Томление шло сейчас от знания того, что, будь он молод, красив, имей замечательные способности, и все равно не сумел бы обратить на себя внимание этой женщины. Начинался приступ, и потому Казанцев надолго был обижен красотой и невниманием этой женщины и завидовал ее настоящему или будущему избраннику. Он смирился только тем соображением, что избранник этот будет непременно существом ничтожнейшим, — была в Казанцеве такая уверенность.
Парк был пуст. Зелень тускло блестела от тугого сока. Недавняя буря повалила старые деревья, и они лежали, пронзая жару черными тягучими корнями.
По пруду лениво скользили две лодки. Старик лодочник нехотя переругивался с парнями в лодках — время их вышло, но не было сил преодолеть жару и прибиться к берегу, старику было все равно, сколько они катаются, но из кассы за ним зорко следила молодая женщина, и вот перед ней-то старик держал порядок.
Казанцев обогнул пруд, прошел мимо качелей и колеса смеха и вскоре вышел к другому пруду, здесь он рассчитывал немного посидеть и, переждав приступ, идти к своей учительнице.
Пруд обмелел, зацвели лилии, по густой траве Казанцев вошел в заросли леса — вот и его привычное место, всякий раз бывает здесь, когда приезжает к родителям, вот и знакомый пенек, Казанцев сел на него и наклонил голову, чтобы лучше слышать лесную жизнь.
Всякий раз, приходя сюда, он чувствует, что вот прошло пять, и десять, и пятнадцать лет, как он уехал отсюда, а лес все тот же, следовательно, и он, Казанцев, тот же. Десять лет назад он испытал это чувство, и пять лет назад оно еще было, но сейчас вызвать его вновь Казанцев не мог — лес, пожалуй, прежний, но сам он, вот беда, совсем другой. Хотелось бы ему впасть в благость при встрече со знакомым местом леса, но благости не было, а было, скорее всего, привычное равнодушие. В том-то и дело, что он понимает, что ему следует радоваться — густая зелень, суетятся муравьи, за спиной долбит свое дятел и в нем-то достаточно воли, чтоб всю жизнь добывать корм, кукует кукушка, — но радости не было.
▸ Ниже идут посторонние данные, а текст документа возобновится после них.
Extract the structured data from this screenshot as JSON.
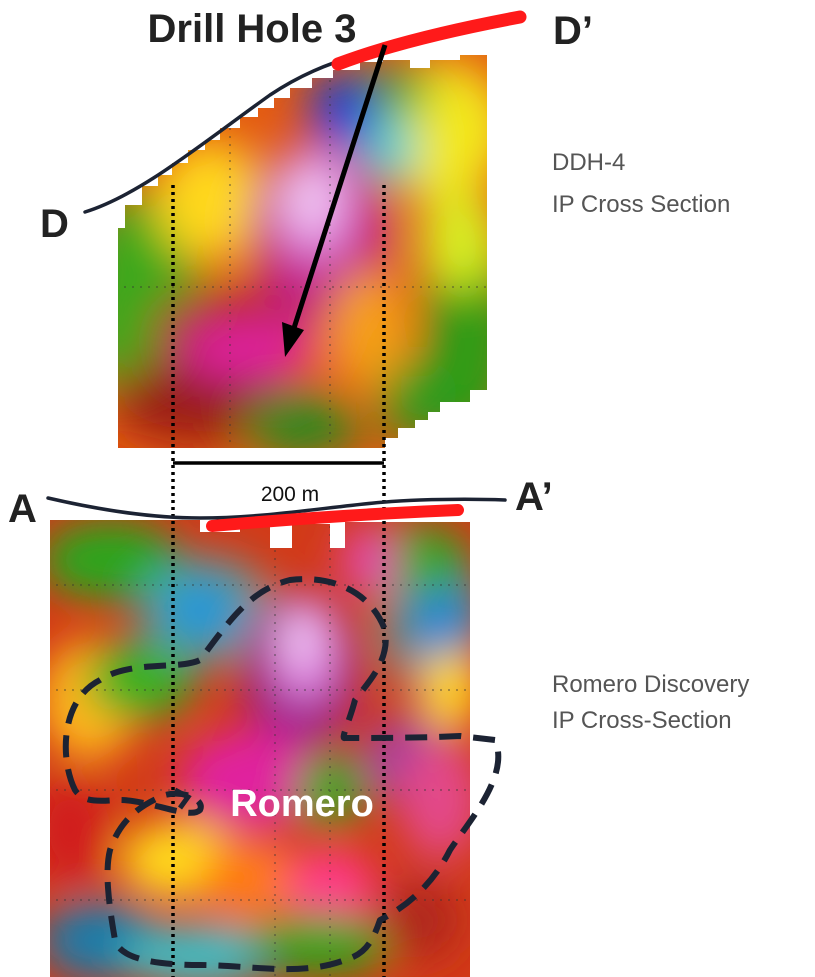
{
  "labels": {
    "drill_hole": "Drill Hole 3",
    "d": "D",
    "d_prime": "D’",
    "a": "A",
    "a_prime": "A’",
    "scale_bar": "200 m",
    "romero": "Romero"
  },
  "sections": {
    "upper": {
      "line1": "DDH-4",
      "line2": "IP Cross Section"
    },
    "lower": {
      "line1": "Romero Discovery",
      "line2": "IP Cross-Section"
    }
  },
  "colors": {
    "drill_trace": "#ff1a1a",
    "outline": "#1c2333",
    "guide_lines": "#000000",
    "ip_high": "#ff2fd2",
    "ip_mid": "#ff8a00",
    "ip_low": "#1a3fd6"
  }
}
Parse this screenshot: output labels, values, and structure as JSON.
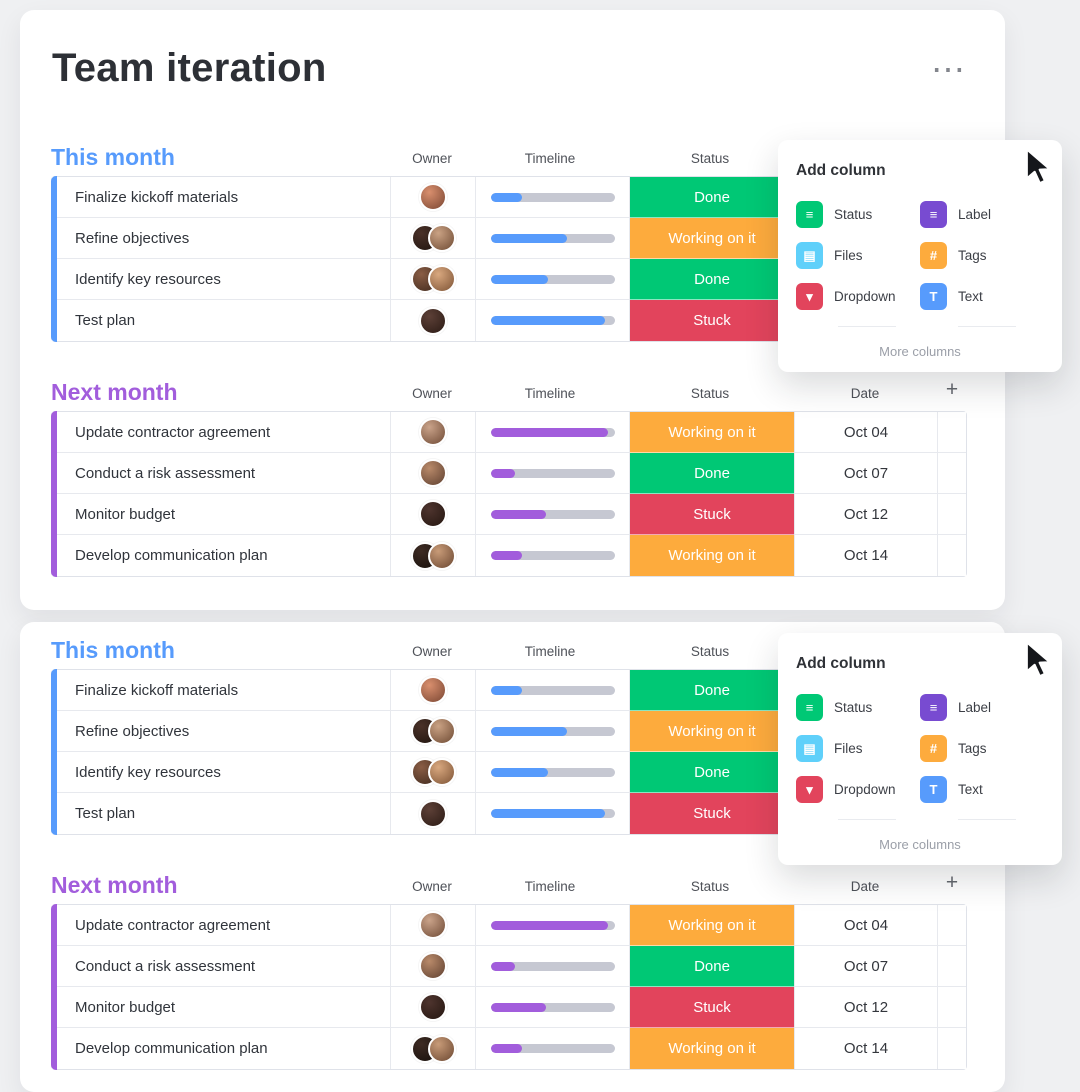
{
  "app": {
    "title": "Team iteration",
    "more_menu": "⋯"
  },
  "columns": {
    "owner": "Owner",
    "timeline": "Timeline",
    "status": "Status",
    "date": "Date",
    "add": "+"
  },
  "statuses": {
    "Done": "#00c875",
    "Working on it": "#fdab3d",
    "Stuck": "#e2445c"
  },
  "groups": [
    {
      "name": "This month",
      "color": "#579bfc",
      "show_date": false,
      "rows": [
        {
          "task": "Finalize kickoff materials",
          "progress": 25,
          "status": "Done",
          "avatars": [
            [
              "#d98f6e",
              "#7a4632"
            ]
          ]
        },
        {
          "task": "Refine objectives",
          "progress": 62,
          "status": "Working on it",
          "avatars": [
            [
              "#4a3128",
              "#1f140f"
            ],
            [
              "#caa284",
              "#6e4a33"
            ]
          ]
        },
        {
          "task": "Identify key resources",
          "progress": 46,
          "status": "Done",
          "avatars": [
            [
              "#8a5d45",
              "#402a1e"
            ],
            [
              "#d9a87f",
              "#7d5335"
            ]
          ]
        },
        {
          "task": "Test plan",
          "progress": 92,
          "status": "Stuck",
          "avatars": [
            [
              "#5d4037",
              "#2a1a14"
            ]
          ]
        }
      ]
    },
    {
      "name": "Next month",
      "color": "#a25ddc",
      "show_date": true,
      "rows": [
        {
          "task": "Update contractor agreement",
          "progress": 95,
          "status": "Working on it",
          "date": "Oct 04",
          "avatars": [
            [
              "#caa38a",
              "#6f4a35"
            ]
          ]
        },
        {
          "task": "Conduct a risk assessment",
          "progress": 20,
          "status": "Done",
          "date": "Oct 07",
          "avatars": [
            [
              "#b98a6a",
              "#5f4030"
            ]
          ]
        },
        {
          "task": "Monitor budget",
          "progress": 45,
          "status": "Stuck",
          "date": "Oct 12",
          "avatars": [
            [
              "#4e342e",
              "#241610"
            ]
          ]
        },
        {
          "task": "Develop communication plan",
          "progress": 25,
          "status": "Working on it",
          "date": "Oct 14",
          "avatars": [
            [
              "#3e2b23",
              "#17100c"
            ],
            [
              "#c89b78",
              "#6b4731"
            ]
          ]
        }
      ]
    }
  ],
  "add_column": {
    "title": "Add column",
    "more": "More columns",
    "items": [
      {
        "label": "Status",
        "color": "#00c875",
        "glyph": "≡",
        "icon": "status-column-icon"
      },
      {
        "label": "Label",
        "color": "#784bd1",
        "glyph": "≡",
        "icon": "label-column-icon"
      },
      {
        "label": "Files",
        "color": "#5fd0fa",
        "glyph": "▤",
        "icon": "files-column-icon"
      },
      {
        "label": "Tags",
        "color": "#fdab3d",
        "glyph": "#",
        "icon": "tags-column-icon"
      },
      {
        "label": "Dropdown",
        "color": "#e2445c",
        "glyph": "▾",
        "icon": "dropdown-column-icon"
      },
      {
        "label": "Text",
        "color": "#579bfc",
        "glyph": "T",
        "icon": "text-column-icon"
      }
    ]
  }
}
Однако оставалась привычная с детства любовь к лесу, и Казанцев прислушался к начавшемуся предвечернему оживлению: над головой громко пел зяблик, вдруг он оборвал пение и несколько раз вскрикнул — не дождя ли ждет птица; серебряно, нежно и коротко пела пеночка, она заходилась то в частом треске, то в печальном, грустном свисте — откуда бы, что ведает она, птица малая; трелью уговаривал кого-то дрозд, но, отчаявшись в уговорах, переходил на тихое неразборчивое бормотание; все куковала кукушка; трудился бессменно дятел; вдали, слева на лесной опушке, горько, трагично даже ворковала горлица — конец лета она предчувствует, разделяет ли тоску другого живого существа; тугая льющаяся зелень смиряла себя с жарким накалом дня, сквозь зелень пробивались серебряные осколки пруда, вскрикивала, словно постанывая в плаче, незнакомая птица, чибис, что ли, ах, неправильно, несправедливо, несправедливо это, вдруг прорвало Казанцева, и то была не жалость к себе, не страх, что он ничего может больше не услышать, но вот именно с несправедливостью не мог смириться Казанцев.